Swing Time; romantic musical comedy, USA, 1936; D: George Stevens, S: Fred Astaire, Ginger Rogers, Victor Moore, Eric Blore, Helen Broderick
Dancer Lucky Garnett plans to get married to Margaret, but the members of his dance troupe stall him for hours, until he misses his wedding. In order to apologize to Margaret's father who demands a 25,000$ dowry, Lucky and his friend Pop travel to New York to try to earn that sum on gambling. Lucky meets Penny, a dance instructor, and falls in love with her, complicating matters. Penny plans to get married to Ricardo. During a walk on the snow, Pop accidentally spills the secret to Penny that Lucky is engaged. After a dance show, Margaret tells Lucky that she wants to break up the engagement. Lucky then stops Penny's wedding with Ricardo. As Lucky and Penny kiss, Lucky throws away his lucky quarter.
Included in Roger Ebert's Great Movies List, the sixth cooperation of Fred Astaire and Ginger Rogers, "Swing Time" is arguably the best movie of the famed dancing duo, a one whose irresistibly charming dialogues and rom-com situations actually even surpass their usual main attraction, the virtuoso dance sequences. The story is again chaotic and meandering, kitschy and naively carefree, yet its main core of a man and a woman meeting and falling in love even though they are both engaged to someone else is easy to understand, whereas it has a plethora of wonderful jokes, ideas and sweet solutions. The opening is already amusing, when the protagonist Lucky Garnett plans to get married and quit his job in a dance troupe, so his fellow dance companions complain: "How do you like that, letting his marriage interfere with our career?" They thus try to stall Lucky for hours so that he can miss his wedding with Margaret, and thus send his pants to a tailor to put cuffs on them, yet the latter protests: "As long as I'm living—and longer—I've never seen cuffs on pants like these!"

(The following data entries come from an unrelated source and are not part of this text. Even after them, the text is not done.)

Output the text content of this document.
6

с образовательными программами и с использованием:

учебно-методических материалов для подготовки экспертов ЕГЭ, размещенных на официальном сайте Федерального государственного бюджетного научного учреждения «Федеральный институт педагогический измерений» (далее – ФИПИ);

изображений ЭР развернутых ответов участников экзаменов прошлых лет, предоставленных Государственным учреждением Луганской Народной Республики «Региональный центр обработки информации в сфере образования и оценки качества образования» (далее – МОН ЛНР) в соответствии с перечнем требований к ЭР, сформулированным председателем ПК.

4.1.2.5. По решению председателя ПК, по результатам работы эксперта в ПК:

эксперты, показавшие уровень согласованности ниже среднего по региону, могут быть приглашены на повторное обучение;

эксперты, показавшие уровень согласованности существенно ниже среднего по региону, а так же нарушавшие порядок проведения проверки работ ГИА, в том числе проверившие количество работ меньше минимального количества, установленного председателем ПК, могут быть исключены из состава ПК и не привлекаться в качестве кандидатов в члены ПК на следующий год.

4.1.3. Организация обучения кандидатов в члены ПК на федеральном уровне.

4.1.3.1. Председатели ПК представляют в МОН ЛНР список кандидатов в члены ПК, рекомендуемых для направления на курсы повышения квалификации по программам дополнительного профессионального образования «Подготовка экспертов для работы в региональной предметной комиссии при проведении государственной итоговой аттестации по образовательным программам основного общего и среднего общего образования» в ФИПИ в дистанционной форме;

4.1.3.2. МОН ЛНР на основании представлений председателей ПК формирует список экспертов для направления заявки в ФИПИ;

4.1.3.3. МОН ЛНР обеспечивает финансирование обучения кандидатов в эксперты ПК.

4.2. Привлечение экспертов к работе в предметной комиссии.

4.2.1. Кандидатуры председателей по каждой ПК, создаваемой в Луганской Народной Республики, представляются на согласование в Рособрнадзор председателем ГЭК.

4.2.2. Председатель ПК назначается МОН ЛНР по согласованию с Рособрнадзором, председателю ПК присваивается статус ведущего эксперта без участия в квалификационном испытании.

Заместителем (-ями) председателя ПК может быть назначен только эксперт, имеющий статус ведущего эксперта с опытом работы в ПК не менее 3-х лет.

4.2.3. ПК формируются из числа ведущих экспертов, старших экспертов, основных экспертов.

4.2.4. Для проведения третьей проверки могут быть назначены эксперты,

At the same time, the guests are arguing about the wedding: "As I always say, marry in haste, repent at leisure." - "The young man is now 1 hour and 25 minutes late, that isn't exactly marrying in haste." The director George Stevens seems to be more focused and professional than your 'run-of-the-mill' Astaire-Rogers directors in other films, and it shows in the overall cumulative effect. The dance sequences are once again great—including a one where Lucky and Penny dance in the building, and at one point jump over a short fence, or when Lucky is mimicking the dance of a rear projection of three of his giant silhouettes on the big screen behind him—yet one romantic moment is so magical by itself it sends shivers down the spine, and would have formed sufficient reason to see the entire film just for that little slice of perfection, even if all other scenes had failed. It's the one 70 minutes into the film, when Mabel is so fed up with both Lucky and Penny going back and forth, being too shy to finally admit that they love each other, that she dares Penny to go to Lucky's dressing room and give him a big kiss already, if "she has the nerve". Penny responds that she is not afraid and truly goes, knocks on the door, and leans towards Lucky, twice, but he takes a step back, twice. Finally, he realizes what she feels for him, leans closer towards her, as a man opens the door and blocks the view of them—as he looks behind the door, he spots the couple smiling, with Lucky having lipstick on his lips. "Swing Time" plays out like a cozy dream: one gets the impression that the writers and the director danced as elegantly and happily on their field behind the camera as did the two stars in front of it.